Pain + Reflection = Progress
At first glance, you might not like this new math. Few like pain. And many of us would prefer not to reflect because it means slowing down. On the other hand, most of us love progress. We just prefer to achieve it without pain or reflection.
So the new formula needs a qualifier to entice us to even consider it.
Pain + Reflection (in a highly trustworthy environment) = Progress
A highly trustworthy environment is a space that lets us be ourselves. Trustworthy spaces, like hopefully our homes, enable us to reveal our true opinions, feelings and fears while having faith we’ll still be included and loved (and employed!).

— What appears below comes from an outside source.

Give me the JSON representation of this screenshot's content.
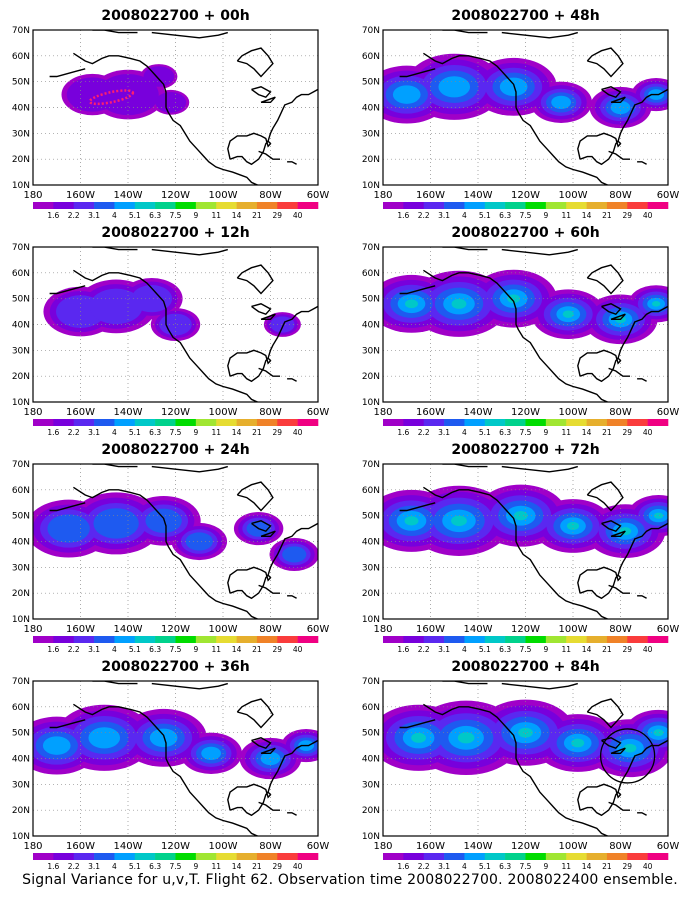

I cannot think of a single company I’ve worked with whose initial culture purposely encouraged vulnerability in order to progress. Rather, I’ve come across such companies through case studies I’ve read. Take Bridgewater Associates for example. It is a highly successful financial firm with $160 billion worth of assets under management. It intentionally creates a workplace culture that encourages “well-held vulnerability.” At Bridgewater, they insist on truth and transparency AS THE PATH to exceptional company growth AND people growth. This approach is not for everyone. And yet, the company has incredible financial results and employee retention. Bridgewater people want to develop on the job every day while also doing exceptional work.
We don’t live in a case study textbook world. Yet, I am thrilled to report that some leaders on our small and mighty Island are courageously embracing vulnerability to progress. This development is encouraging. And we all know that when top leaders change, the entire company changes. We really like what we see.